Sunday returned. I continued to joke and make small talk with the women’s cooperative before sitting down under the landowner’s house to drink the palm wine with him. It was stored in a reused thin cheap plastic bottle, the kind the local spring water companies use. This stuff was volatile. Every time the bottle was opened, it made a sound like a champagne bottle shooting its cork and fizzed over the top like pop that’s been through several earthquakes. It tasted strange but good. We shared a glass between us, our small wine shots in turn. Sunday told me the story of his marriage, his separation, and his love for his wife. Two different fortune-tellers had told them that living together would cause them to fight incessantly. They separated.

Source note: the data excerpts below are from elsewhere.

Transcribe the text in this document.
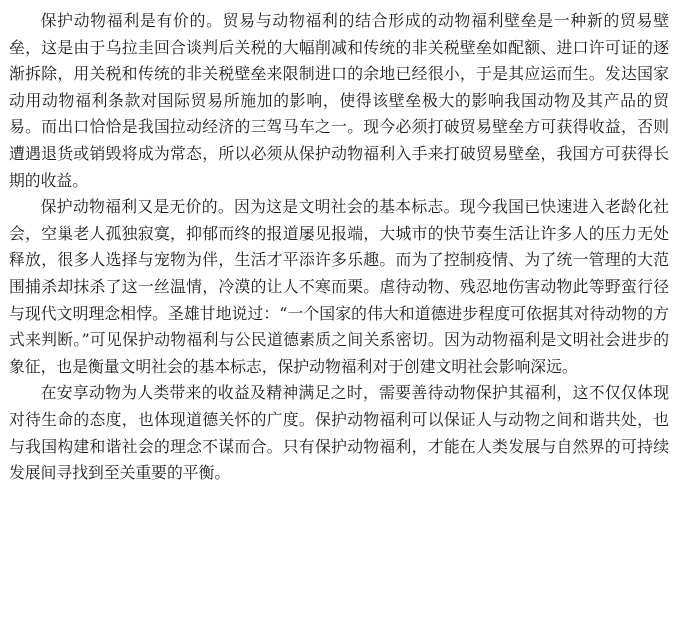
保护动物福利是有价的。贸易与动物福利的结合形成的动物福利壁垒是一种新的贸易壁垒，这是由于乌拉圭回合谈判后关税的大幅削减和传统的非关税壁垒如配额、进口许可证的逐渐拆除，用关税和传统的非关税壁垒来限制进口的余地已经很小，于是其应运而生。发达国家动用动物福利条款对国际贸易所施加的影响，使得该壁垒极大的影响我国动物及其产品的贸易。而出口恰恰是我国拉动经济的三驾马车之一。现今必须打破贸易壁垒方可获得收益，否则遭遇退货或销毁将成为常态，所以必须从保护动物福利入手来打破贸易壁垒，我国方可获得长期的收益。

保护动物福利又是无价的。因为这是文明社会的基本标志。现今我国已快速进入老龄化社会，空巢老人孤独寂寞，抑郁而终的报道屡见报端，大城市的快节奏生活让许多人的压力无处释放，很多人选择与宠物为伴，生活才平添许多乐趣。而为了控制疫情、为了统一管理的大范围捕杀却抹杀了这一丝温情，冷漠的让人不寒而栗。虐待动物、残忍地伤害动物此等野蛮行径与现代文明理念相悖。圣雄甘地说过：“一个国家的伟大和道德进步程度可依据其对待动物的方式来判断。”可见保护动物福利与公民道德素质之间关系密切。因为动物福利是文明社会进步的象征，也是衡量文明社会的基本标志，保护动物福利对于创建文明社会影响深远。

在安享动物为人类带来的收益及精神满足之时，需要善待动物保护其福利，这不仅仅体现对待生命的态度，也体现道德关怀的广度。保护动物福利可以保证人与动物之间和谐共处，也与我国构建和谐社会的理念不谋而合。只有保护动物福利，才能在人类发展与自然界的可持续发展间寻找到至关重要的平衡。
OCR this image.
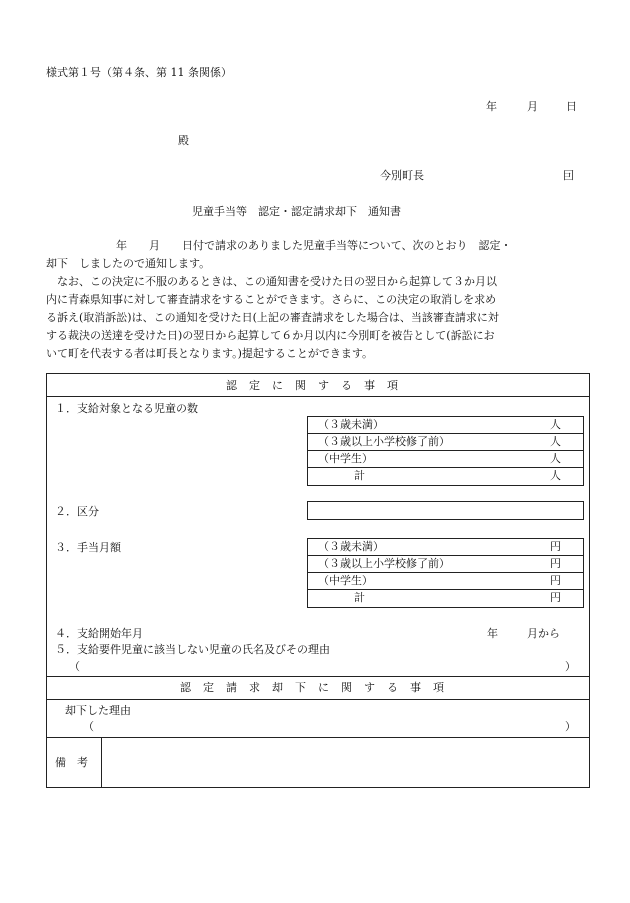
様式第１号（第４条、第 11 条関係）
年	月	日
殿
今別町長	囙
児童手当等　認定・認定請求却下　通知書

年 月 日付で請求のありました児童手当等について、次のとおり　認定・

却下　しましたので通知します。

　なお、この決定に不服のあるときは、この通知書を受けた日の翌日から起算して３か月以

内に青森県知事に対して審査請求をすることができます。さらに、この決定の取消しを求め

る訴え(取消訴訟)は、この通知を受けた日(上記の審査請求をした場合は、当該審査請求に対

する裁決の送達を受けた日)の翌日から起算して６か月以内に今別町を被告として(訴訟にお

いて町を代表する者は町長となります。)提起することができます。

認定に関する事項
１．支給対象となる児童の数
（３歳未満）	人
（３歳以上小学校修了前）	人
（中学生）	人
計	人
２．区分
３．手当月額	（３歳未満）	円
（３歳以上小学校修了前）	円
（中学生）	円
計	円
４．支給開始年月	年	月から
５．支給要件児童に該当しない児童の氏名及びその理由
（	）
認定請求却下に関する事項
却下した理由
（	）
備　考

Eventually they divorced. He spoke of his current love life. We exchanged explanations of how love is handled in our two countries. I felt a warm wet spot blossoming on my groin.

“What the heck!” I thought. Looking down, I saw that one of the bottles had burst a leak. I have no idea how farmers brew or ferment this stuff but obviously no mere plastic can contain it. I wondered what I’d just allowed myself to ingest, concluding that it was probably no worse for me than the battery acid we call Coca-Cola. Sunday and I continued to chat for a bit before leaving the factory. I was slightly tipsy and horribly dehydrated. Returning the next morning to the factory, I retrieved the remaining bottle of palm wine from the table under the factory owner’s house to give to Sunday. He looked at me puzzled, sipped it and spat violently. I frowned and tried some. Picture the taste of salty warmed over vomit and you’ll be almost halfway there. I spat violently and reapeatedly. Sunday put the bottle in our pickup. “Good for vinegar,” he said.

2 Comments:

At March 29, 2005 9:52 PM, Blogger terrette said...

Discovered your blog by chance. Looks swell. Will return. Thanks, and best of wishes to you.

 
At March 31, 2005 5:46 AM, Blogger Adam Kaufman said...

Cheers to you both. Nice to see THEM's still keeping track of my movements even here. There's not much of a Megilla reading here Remy, but one celebrates Purim as one can. Observing the Mitzvah of getting a mite drunk seemed a good place to start. Ain't religion grand? ;)

As for Passover, I'm just planning on avoiding the local version of French baguette and sticking to rice for eight days.